I've always been fascinated by gardens. Growing up in Copper Cliff, we had the ugliest yard on the street. With three shirtless kids tramping around on it, our yard was more packed dirt than grass.
I've always been fascinated by gardens. Growing up in Copper Cliff, we had the ugliest yard on the street. With three shirtless kids tramping around on it, our yard was more packed dirt than grass. Flowers were an extravagance my parents couldn't afford. My dad worked hard in the mines, but my mom stayed at home, taking leave from a career in teaching.

But my grandmother gardened with gusto. She had vegetables that helped see my family through the '78 Inco strike. She had a begonias and geraniums in aged terracotta that filled her McNaughton Street terrace. She had wildflowers and sunflowers that belied an austere Scottish heritage.

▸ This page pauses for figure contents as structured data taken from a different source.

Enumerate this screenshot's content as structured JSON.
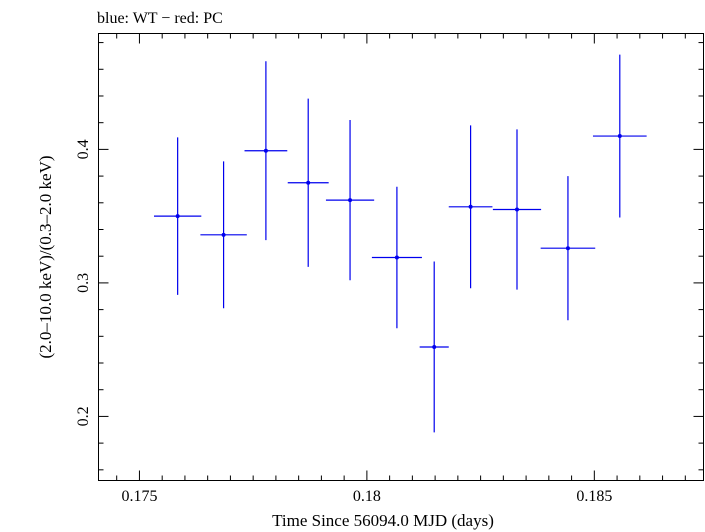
{
  "chart_data": {
    "type": "scatter",
    "title": "blue: WT − red: PC",
    "xlabel": "Time Since 56094.0 MJD (days)",
    "ylabel": "(2.0–10.0 keV)/(0.3–2.0 keV)",
    "xlim": [
      0.1741,
      0.1874
    ],
    "ylim": [
      0.152,
      0.4868
    ],
    "x_ticks": [
      {
        "value": 0.175,
        "label": "0.175"
      },
      {
        "value": 0.18,
        "label": "0.18"
      },
      {
        "value": 0.185,
        "label": "0.185"
      }
    ],
    "y_ticks": [
      {
        "value": 0.2,
        "label": "0.2"
      },
      {
        "value": 0.3,
        "label": "0.3"
      },
      {
        "value": 0.4,
        "label": "0.4"
      }
    ],
    "series": [
      {
        "color": "#0000ee",
        "points": [
          {
            "x": 0.17584,
            "xerr": 0.00052,
            "y": 0.35,
            "yerr": 0.059
          },
          {
            "x": 0.17685,
            "xerr": 0.00051,
            "y": 0.336,
            "yerr": 0.055
          },
          {
            "x": 0.17778,
            "xerr": 0.00047,
            "y": 0.399,
            "yerr": 0.067
          },
          {
            "x": 0.17871,
            "xerr": 0.00045,
            "y": 0.375,
            "yerr": 0.063
          },
          {
            "x": 0.17963,
            "xerr": 0.00053,
            "y": 0.362,
            "yerr": 0.06
          },
          {
            "x": 0.18066,
            "xerr": 0.00055,
            "y": 0.319,
            "yerr": 0.053
          },
          {
            "x": 0.18148,
            "xerr": 0.00032,
            "y": 0.252,
            "yerr": 0.064
          },
          {
            "x": 0.18228,
            "xerr": 0.00048,
            "y": 0.357,
            "yerr": 0.061
          },
          {
            "x": 0.1833,
            "xerr": 0.00053,
            "y": 0.355,
            "yerr": 0.06
          },
          {
            "x": 0.18442,
            "xerr": 0.0006,
            "y": 0.326,
            "yerr": 0.054
          },
          {
            "x": 0.18556,
            "xerr": 0.00059,
            "y": 0.41,
            "yerr": 0.061
          }
        ]
      }
    ]
  }
}
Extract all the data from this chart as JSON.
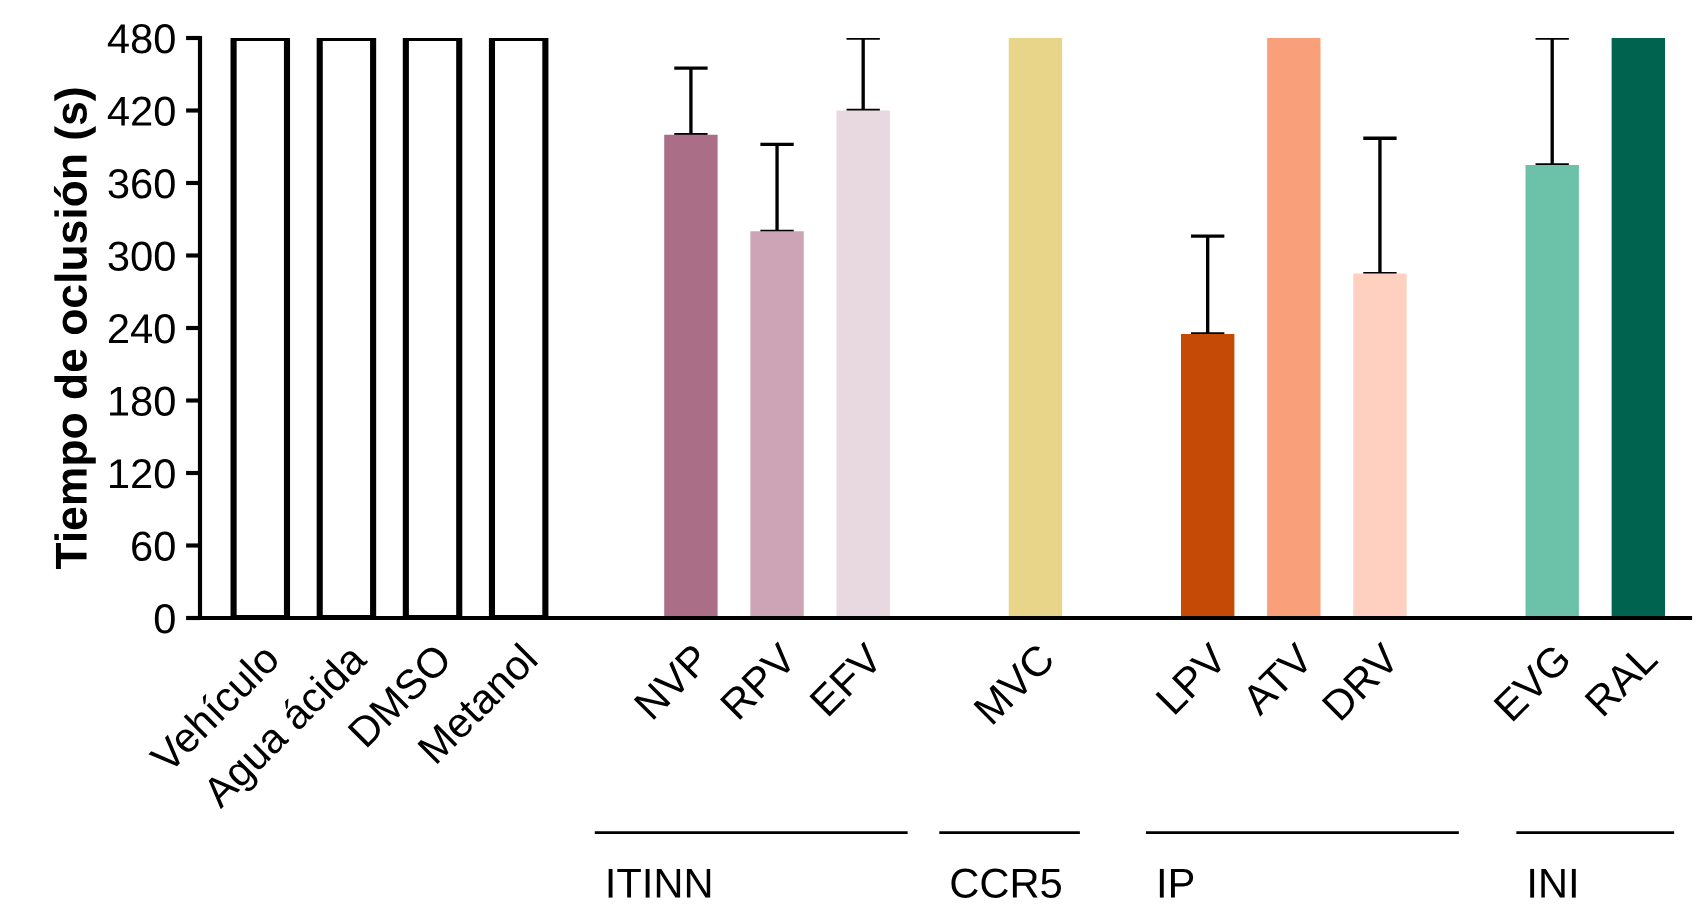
{
  "chart_data": {
    "type": "bar",
    "ylabel": "Tiempo de oclusión (s)",
    "categories": [
      "Vehículo",
      "Agua ácida",
      "DMSO",
      "Metanol",
      null,
      "NVP",
      "RPV",
      "EFV",
      null,
      "MVC",
      null,
      "LPV",
      "ATV",
      "DRV",
      null,
      "EVG",
      "RAL"
    ],
    "values": [
      480,
      480,
      480,
      480,
      null,
      400,
      320,
      420,
      null,
      480,
      null,
      235,
      480,
      285,
      null,
      375,
      480
    ],
    "colors": [
      "#ffffff",
      "#ffffff",
      "#ffffff",
      "#ffffff",
      null,
      "#ab6e87",
      "#cda3b6",
      "#e8d8e0",
      null,
      "#e8d58a",
      null,
      "#c44a06",
      "#f9a07a",
      "#fdd0c0",
      null,
      "#6cc2a9",
      "#00634f"
    ],
    "errors": [
      null,
      null,
      null,
      null,
      null,
      [
        400,
        455
      ],
      [
        320,
        392
      ],
      [
        420,
        480
      ],
      null,
      null,
      null,
      [
        235,
        316
      ],
      null,
      [
        285,
        397
      ],
      null,
      [
        375,
        480
      ],
      null
    ],
    "ylim": [
      0,
      480
    ],
    "yticks": [
      0,
      60,
      120,
      180,
      240,
      300,
      360,
      420,
      480
    ],
    "grid": false,
    "legend": false,
    "annotations": [
      "ITINN",
      "CCR5",
      "IP",
      "INI"
    ]
  }
}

Things changed when we moved a few blocks away and mom returned to teaching full time. I was 12. The first thing she did was cut down the 100-year-old pines that I wove around at high speeds and that, she said, were sucking the life out of the grass. Her reason: she never had grass; she wanted a beautiful yard.

A total faux-pas by today's green standards, yet I completely got her motivation. She and my grandmother worked hard and quickly built, arguably, the best looking gardens in Copper Cliff. It was lush and colourful and well-thought out. There were paths and meandering vines, flowering trees and edible fruits. Folks used to walk through the yard in awe. And she welcomed them and sometimes offered a narrated tour.

So I come by my love of growing honestly.

I'm what you might call a rebel gardener. I follow the rules, when I need to, but I also throw caution to the wind and do what I think needs to be done to suit the space and my sense of aesthetic.

Move a hosta mid-July? Do it. Buy a tomato plant from the greenhouse and pretend it was from seed? Done. Who will ever know?

Over the summer, I'll be creating new gardens at home, building rock walls, planting trees, looking for native plants, working on better gardens than mine, dreaming about vegetables, getting rid of pests and digging for worms.